Like most of my peers, I started off the first few days of the new school year compiling my ideal schedule. But for me, the cobbling was in order to make space for my French course at Princeton University. Thankfully, I was able to create the schedule I needed with two free periods to bike back and forth to the hour and 20 minute class.
Last year, I was also lucky enough to to have two other PHS students with me in both of my semester classes at the University, which eased my fear of being surrounded by Ivy-League college students. I soon found, however, that my anxiety was unwarranted, as our classmates readily accepted us high schoolers. My first semester, my friend and I talked to a graduate student auditing our class about his experience at Yale as an undergrad, then at Princeton. We ended up discussing our plans for the future. Second semester I exchanged phone numbers with a runner from the Princeton team, where I potentially wanted to be recruited.
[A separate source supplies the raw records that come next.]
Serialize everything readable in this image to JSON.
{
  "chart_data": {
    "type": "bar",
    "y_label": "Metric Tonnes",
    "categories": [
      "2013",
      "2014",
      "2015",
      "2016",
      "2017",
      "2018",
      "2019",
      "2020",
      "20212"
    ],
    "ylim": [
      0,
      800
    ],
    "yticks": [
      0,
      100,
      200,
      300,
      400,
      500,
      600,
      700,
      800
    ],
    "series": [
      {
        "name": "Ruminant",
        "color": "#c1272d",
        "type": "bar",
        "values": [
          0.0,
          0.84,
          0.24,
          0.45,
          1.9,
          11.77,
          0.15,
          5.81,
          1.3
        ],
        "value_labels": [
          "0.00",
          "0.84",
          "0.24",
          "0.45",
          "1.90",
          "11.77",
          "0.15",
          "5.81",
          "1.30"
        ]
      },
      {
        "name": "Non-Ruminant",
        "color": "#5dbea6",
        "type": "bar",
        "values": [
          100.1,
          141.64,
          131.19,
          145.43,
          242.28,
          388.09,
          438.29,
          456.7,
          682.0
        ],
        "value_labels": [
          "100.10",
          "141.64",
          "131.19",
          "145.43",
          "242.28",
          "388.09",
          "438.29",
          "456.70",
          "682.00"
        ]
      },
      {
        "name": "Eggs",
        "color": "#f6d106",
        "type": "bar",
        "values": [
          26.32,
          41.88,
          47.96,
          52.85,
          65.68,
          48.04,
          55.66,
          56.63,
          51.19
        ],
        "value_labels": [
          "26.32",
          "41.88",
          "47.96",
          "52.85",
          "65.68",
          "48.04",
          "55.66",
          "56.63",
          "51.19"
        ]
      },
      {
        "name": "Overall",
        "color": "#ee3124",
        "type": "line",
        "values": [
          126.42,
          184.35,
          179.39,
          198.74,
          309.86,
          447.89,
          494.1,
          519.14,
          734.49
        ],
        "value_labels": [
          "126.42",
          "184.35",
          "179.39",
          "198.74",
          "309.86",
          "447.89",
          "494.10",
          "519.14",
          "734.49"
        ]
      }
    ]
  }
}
The professors were also extremely welcoming, though they definitely didn’t take it easy on us. My first class met three times a week and the second, too, but even with the free periods on the other days I often struggled with the workload. In my French literature course second semester, we were expected to read large sections of primary texts in French and upwards of ten pages of dense theoretical texts as supplements for every class. This reinforced my growing awareness that procrastination would not work in college. Though our reading was rarely checked, we had to discuss the texts and their relation in depth in a class of about 15 students, so if you didn’t do the work, you were in bad shape. The participation highlighted one of the major differences between language classes, maybe classes in general, from high school to college: people actually wanted to be there. We didn’t have popsicle sticks or long awkward silences because everyone had chosen to be part of that class and we were given interesting, thought-provoking material to discuss.
This environment allowed me to grow more confident and to increasingly be able to trust myself and my ideas on what we read. We discussed and wrote about works from classical French authors in conjunction with literary theories by authors who ranged from Jacques Derrida to Judith Butler, an acclaimed philosopher and one of the most influential writers in third wave feminism and queer theory, all within 24 classes. Being as independent as that class forced me to be and studying something that I was truly interested in has made me eagerly await college next year.